The code won’t get better on its own, but neither will it get worse. It will continue to do what it says on the tin. We may discover more negative ramifications, but what the code does will not change. The quality of the code produced by a prompt—or series of prompts—will change, but not necessarily only for the better, which is being strongly implied by this rule.

“Uncertainty is an exception throw. Because we are trading precision for leverage, we need to lean on interaction with the user when the model is uncertain about intent. Thus, when we have a nested set of prompts in a program, and one of them is uncertain in its result (“One possible way…”) the correct thing to do is the equivalent of an “exception throw” − propagate that uncertainty up the stack until a level that can either clarify or interact with the user.”
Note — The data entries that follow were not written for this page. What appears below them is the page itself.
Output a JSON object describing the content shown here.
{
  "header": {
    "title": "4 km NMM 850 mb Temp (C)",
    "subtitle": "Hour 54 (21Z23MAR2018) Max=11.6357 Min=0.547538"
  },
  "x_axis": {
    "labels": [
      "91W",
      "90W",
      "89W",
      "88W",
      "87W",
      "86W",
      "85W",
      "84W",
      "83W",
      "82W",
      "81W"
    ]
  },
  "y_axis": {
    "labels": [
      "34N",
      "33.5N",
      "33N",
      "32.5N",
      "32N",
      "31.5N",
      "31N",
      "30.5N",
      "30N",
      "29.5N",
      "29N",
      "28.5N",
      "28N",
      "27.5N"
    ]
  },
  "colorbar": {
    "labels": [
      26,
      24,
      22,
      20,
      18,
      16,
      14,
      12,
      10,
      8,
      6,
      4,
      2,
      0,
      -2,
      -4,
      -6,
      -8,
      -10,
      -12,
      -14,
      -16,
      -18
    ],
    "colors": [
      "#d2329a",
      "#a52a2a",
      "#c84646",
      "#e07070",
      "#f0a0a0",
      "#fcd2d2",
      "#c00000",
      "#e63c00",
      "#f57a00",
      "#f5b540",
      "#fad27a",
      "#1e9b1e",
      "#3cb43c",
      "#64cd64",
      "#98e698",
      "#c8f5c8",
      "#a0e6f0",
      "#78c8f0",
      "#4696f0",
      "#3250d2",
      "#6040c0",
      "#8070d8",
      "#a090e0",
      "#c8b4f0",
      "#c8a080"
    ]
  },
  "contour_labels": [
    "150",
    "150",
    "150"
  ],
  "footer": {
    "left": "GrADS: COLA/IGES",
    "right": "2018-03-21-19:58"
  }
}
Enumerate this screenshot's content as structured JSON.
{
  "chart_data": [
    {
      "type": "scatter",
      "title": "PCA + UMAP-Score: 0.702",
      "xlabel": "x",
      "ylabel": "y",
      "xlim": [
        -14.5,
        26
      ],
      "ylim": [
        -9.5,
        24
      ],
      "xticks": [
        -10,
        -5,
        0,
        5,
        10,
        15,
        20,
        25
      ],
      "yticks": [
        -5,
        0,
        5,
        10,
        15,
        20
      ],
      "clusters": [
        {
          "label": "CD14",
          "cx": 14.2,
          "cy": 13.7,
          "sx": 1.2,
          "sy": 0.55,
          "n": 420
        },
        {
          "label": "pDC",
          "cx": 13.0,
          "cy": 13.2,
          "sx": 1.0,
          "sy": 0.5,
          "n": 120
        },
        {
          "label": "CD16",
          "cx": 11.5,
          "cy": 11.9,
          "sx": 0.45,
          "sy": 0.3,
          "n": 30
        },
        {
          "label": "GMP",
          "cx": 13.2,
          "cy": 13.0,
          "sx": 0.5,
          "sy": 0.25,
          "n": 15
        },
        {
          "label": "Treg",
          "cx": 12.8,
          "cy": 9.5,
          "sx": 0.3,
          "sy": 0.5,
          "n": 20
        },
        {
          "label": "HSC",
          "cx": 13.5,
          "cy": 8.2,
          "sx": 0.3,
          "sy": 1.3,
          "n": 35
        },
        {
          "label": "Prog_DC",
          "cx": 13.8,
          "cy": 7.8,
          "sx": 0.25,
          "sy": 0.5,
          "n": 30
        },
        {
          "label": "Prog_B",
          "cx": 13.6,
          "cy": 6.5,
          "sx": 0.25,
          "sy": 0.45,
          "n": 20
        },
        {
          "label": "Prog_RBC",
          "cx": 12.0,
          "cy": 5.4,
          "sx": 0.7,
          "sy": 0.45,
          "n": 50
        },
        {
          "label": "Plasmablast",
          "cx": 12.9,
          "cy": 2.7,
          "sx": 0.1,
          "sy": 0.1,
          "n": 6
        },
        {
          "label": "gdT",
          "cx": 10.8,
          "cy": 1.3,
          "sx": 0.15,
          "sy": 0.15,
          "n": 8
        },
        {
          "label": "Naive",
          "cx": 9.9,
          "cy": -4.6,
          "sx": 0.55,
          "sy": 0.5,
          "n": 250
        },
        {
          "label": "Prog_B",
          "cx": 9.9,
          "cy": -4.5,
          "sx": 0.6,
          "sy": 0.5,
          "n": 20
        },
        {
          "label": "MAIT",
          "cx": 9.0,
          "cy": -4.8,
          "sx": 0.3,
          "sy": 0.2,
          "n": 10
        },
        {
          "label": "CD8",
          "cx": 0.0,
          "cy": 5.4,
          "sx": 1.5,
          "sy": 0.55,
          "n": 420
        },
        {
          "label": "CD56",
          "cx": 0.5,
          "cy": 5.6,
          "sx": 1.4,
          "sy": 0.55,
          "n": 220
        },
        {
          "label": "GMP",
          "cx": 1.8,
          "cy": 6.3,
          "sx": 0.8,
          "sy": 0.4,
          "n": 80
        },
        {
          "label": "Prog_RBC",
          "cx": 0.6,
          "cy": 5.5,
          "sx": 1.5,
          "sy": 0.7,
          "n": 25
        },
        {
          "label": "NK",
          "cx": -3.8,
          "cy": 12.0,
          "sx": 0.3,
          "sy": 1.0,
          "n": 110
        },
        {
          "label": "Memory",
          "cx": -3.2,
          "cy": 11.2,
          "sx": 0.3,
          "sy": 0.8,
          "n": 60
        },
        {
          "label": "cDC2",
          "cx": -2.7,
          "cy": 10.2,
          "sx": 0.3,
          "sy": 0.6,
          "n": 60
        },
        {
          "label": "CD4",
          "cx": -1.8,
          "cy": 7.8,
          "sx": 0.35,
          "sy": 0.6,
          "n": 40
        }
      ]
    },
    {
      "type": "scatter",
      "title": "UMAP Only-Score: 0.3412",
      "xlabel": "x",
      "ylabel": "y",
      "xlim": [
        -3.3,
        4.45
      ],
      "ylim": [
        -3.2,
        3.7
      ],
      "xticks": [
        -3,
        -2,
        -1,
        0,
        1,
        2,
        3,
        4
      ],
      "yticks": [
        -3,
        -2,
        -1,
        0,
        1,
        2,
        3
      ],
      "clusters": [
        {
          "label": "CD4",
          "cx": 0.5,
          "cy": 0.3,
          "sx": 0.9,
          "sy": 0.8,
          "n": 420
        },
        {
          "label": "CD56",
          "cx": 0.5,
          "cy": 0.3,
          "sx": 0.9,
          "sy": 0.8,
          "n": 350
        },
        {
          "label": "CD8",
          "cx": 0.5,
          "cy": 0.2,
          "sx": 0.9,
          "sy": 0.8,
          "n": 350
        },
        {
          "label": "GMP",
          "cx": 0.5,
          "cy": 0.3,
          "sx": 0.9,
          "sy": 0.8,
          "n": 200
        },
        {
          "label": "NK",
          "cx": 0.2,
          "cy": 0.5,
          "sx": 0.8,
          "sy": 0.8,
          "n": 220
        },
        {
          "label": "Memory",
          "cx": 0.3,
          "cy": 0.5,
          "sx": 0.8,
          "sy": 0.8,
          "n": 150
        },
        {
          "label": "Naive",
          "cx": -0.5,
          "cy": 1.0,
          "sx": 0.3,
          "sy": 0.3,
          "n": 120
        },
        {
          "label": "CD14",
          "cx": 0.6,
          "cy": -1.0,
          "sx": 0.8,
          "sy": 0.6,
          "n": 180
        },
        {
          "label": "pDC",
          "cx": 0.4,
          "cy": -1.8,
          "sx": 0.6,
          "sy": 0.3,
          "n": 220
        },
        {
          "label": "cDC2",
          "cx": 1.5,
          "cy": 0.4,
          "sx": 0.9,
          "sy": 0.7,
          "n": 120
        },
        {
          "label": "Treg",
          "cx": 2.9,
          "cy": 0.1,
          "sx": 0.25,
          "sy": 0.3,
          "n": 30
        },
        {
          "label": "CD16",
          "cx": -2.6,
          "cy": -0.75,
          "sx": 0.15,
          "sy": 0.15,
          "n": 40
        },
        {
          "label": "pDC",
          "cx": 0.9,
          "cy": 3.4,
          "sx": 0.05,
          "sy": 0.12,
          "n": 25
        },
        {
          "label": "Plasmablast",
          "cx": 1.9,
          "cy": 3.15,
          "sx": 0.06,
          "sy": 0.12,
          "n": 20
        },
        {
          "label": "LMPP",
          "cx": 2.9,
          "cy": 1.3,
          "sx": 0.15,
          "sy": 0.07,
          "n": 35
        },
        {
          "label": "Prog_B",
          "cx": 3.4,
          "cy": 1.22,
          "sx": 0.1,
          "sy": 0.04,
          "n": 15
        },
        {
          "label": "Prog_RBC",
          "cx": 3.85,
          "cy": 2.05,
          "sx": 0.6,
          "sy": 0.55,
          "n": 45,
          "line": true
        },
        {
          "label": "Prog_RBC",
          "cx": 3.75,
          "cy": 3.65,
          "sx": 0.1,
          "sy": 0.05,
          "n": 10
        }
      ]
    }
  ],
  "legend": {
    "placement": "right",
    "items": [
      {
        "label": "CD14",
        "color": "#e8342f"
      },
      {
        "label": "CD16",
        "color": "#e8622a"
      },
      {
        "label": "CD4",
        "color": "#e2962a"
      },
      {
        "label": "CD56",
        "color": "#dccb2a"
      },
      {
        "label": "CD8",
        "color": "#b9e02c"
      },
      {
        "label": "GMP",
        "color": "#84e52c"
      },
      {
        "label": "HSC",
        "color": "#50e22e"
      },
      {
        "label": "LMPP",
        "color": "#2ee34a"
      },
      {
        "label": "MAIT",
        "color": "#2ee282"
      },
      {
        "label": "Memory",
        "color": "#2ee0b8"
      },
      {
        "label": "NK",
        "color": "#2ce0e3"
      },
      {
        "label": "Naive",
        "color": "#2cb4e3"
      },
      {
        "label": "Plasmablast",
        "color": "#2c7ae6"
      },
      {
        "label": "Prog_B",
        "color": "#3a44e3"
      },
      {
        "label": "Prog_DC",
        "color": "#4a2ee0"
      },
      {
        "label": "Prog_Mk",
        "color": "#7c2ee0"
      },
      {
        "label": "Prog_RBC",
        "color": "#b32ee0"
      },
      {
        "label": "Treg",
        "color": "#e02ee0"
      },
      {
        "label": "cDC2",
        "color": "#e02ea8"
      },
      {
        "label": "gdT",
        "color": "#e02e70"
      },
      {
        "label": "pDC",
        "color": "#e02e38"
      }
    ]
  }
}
Understandable, but it sounds tedious and fraught. It’s getting farther from treating coding as an engineering discipline. Maybe something comes out of it—maybe it’s how everyone will be coding in ten years!—but it feels very wooey and very hypey right now. I can’t tell the difference between this technology and an actual scam, except that this technology kind of looks like it does something useful. It reminds me of a scam in some cities: you have people who pose as public-transportation workers who will sell you tickets. The tickets actually work. But they’re not valid for more than just the smallest zone. You’ll pay for five or six zones, but you can’t actually travel there. AI reminds me of that, so far.